Health system and community level interventions for improving antenatal care coverage and health outcomes
Lawrence Mbuagbaw1,2, Nancy Medley3, Andrea J Darzi4, Marty Richardson5, Kesso Habiba Garga1, Pierre Ongolo-Zogo1
1. Yaoundé Central Hospital, Centre for the Development of Best Practices in Health (CDBPH), Yaoundé, Cameroon
2. South African Medical Research Council, South African Cochrane Centre, Tygerberg, South Africa
3. The University of Liverpool, Cochrane Pregnancy and Childbirth Group, Department of Women's and Children's Health, Liverpool, UK
4. Clinical Research Institute (American University of Beirut Medical Center), Clinical Epidemiological Unit, Hamra, Beirut, Lebanon
5. Liverpool School of Tropical Medicine, Cochrane Infectious Diseases Group, Liverpool, UK
Mbuagbaw L, Medley N, Darzi AJ, Richardson M, Habiba Garga K, Ongolo-Zogo P. Health system and community level interventions for improving antenatal care coverage and health outcomes. Cochrane Database of Systematic Reviews 2015, Issue 12. Art. No.: CD010994. DOI: 10.1002/14651858.CD010994.pub2
Access the full-text article here: http://onlinelibrary.wiley.com/doi/10.1002/14651858.CD010994.pub2/full
What is the issue?
The World Health Organization recommends at least four antenatal visits for all pregnant women. Almost half of pregnant women worldwide miss out on this level of care, and this is more problematic in low- and middle-income countries.
Why is this important?
Healthcare during pregnancy is a priority because poor antenatal attendance is associated with delivery of low birthweight babies and more newborn deaths. Antenatal care also provides opportunity for nutritional and health checks, such as whether a woman has a disease like malaria or has been exposed to infectious diseases such as HIV (human immunodeficiency virus) or syphilis.
What evidence did we find?
We reviewed randomised controlled trials that tested ways to improve the uptake of antenatal care during pregnancy. Some trials tested community-based interventions (media campaigns, education on self and infant care or financial incentives for pregnant women to attend antenatal care), while other trials looked at health systems interventions (home visits for pregnant women or provision of equipment for clinics). We included 34 trials with approximately 400,000 women. Most trials took place in low- and middle-income countries, and most trials were conducted in a way that made us feel confident about trusting the published reports. We assessed 30 of the 34 trials as of low or unclear overall risk of bias. The quality rating (high, moderate or low) shows our level of confidence that the result is robust and meaningful.

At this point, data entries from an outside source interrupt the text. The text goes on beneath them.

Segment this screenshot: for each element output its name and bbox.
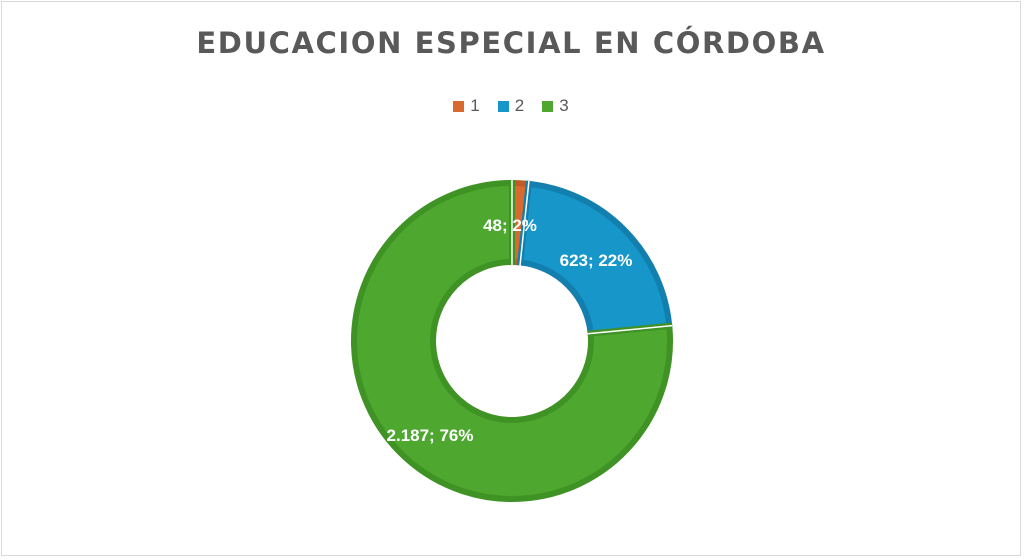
legend-item-1: 1 bbox=[453, 96, 480, 116]
donut-slice-3 bbox=[351, 179, 673, 502]
legend-item-2: 2 bbox=[497, 96, 525, 116]
slice-separator-2 bbox=[519, 180, 530, 266]
legend-swatch-2 bbox=[497, 100, 509, 112]
chart-legend: 1 2 3 bbox=[2, 96, 1020, 116]
legend-swatch-3 bbox=[542, 100, 554, 112]
data-label-3: 2.187; 76% bbox=[387, 426, 474, 445]
donut-data-labels: 48; 2% 623; 22% 2.187; 76% bbox=[387, 216, 633, 445]
legend-label-1: 1 bbox=[470, 96, 480, 115]
chart-title: EDUCACION ESPECIAL EN CÓRDOBA bbox=[196, 26, 826, 60]
slice-separator-3 bbox=[587, 324, 673, 335]
data-label-1: 48; 2% bbox=[483, 216, 537, 235]
legend-label-2: 2 bbox=[514, 96, 525, 115]
legend-item-3: 3 bbox=[542, 96, 569, 116]
donut-slices bbox=[351, 179, 673, 502]
donut-slice-2 bbox=[517, 180, 673, 337]
legend-swatch-1 bbox=[453, 100, 465, 112]
legend-label-3: 3 bbox=[559, 96, 569, 115]
data-label-2: 623; 22% bbox=[560, 251, 633, 270]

Trials comparing one intervention with no intervention
Single interventions only marginally improved the numbers of women attending four antenatal visits (high quality). Interventions did not improve rates of maternal death (low quality), baby deaths (moderate quality) or low birthweight (high quality). Even so, interventions led to modest improvements in the number of women who had at least one antenatal visit (moderate quality) and who delivered in a health facility (high quality). The number of women who received intermittent preventive treatment for malaria was not reported.
Trials comparing two or more interventions with no intervention
Combined interventions did not improve the number of women with four or more visits (low quality), or reduce maternal deaths (moderate quality). Nor did it increase the number of women who delivered in a health facility (moderate quality). However, more women who received combined interventions had one or more antenatal visits (moderate quality); there were also fewer baby deaths (moderate quality) and fewer low birthweight babies (moderate quality). The number of women who received intermittent preventive treatment for malaria was not reported.
We found no evidence that trials of community interventions worked differently from trials of health systems interventions.
Trials comparing one intervention with another intervention - there were no trials for this comparison.
Trials comparing one intervention with a combination of interventions - There was no difference in the number of women attending four or more antenatal visits (and at least one visit), maternal deaths, baby deaths, the number of deliveries in a health facility or the number of women who received intermittent preventive treatment for malaria.
What does this mean?
Single interventions may improve antenatal care coverage (women attending at least one visit and women attending four or more visits) and encourage women to give birth to their babies in health facilities. Combined interventions may also improve antenatal care coverage (at least one visit), reduce baby deaths and reduce the number of babies born with low birthweight.
We recommend that further studies of pregnant women and women in their reproductive years use combinations of interventions to maximise impact and look at outcomes that are important to the women themselves, such as maternal and baby deaths or ill health and the use of healthcare services.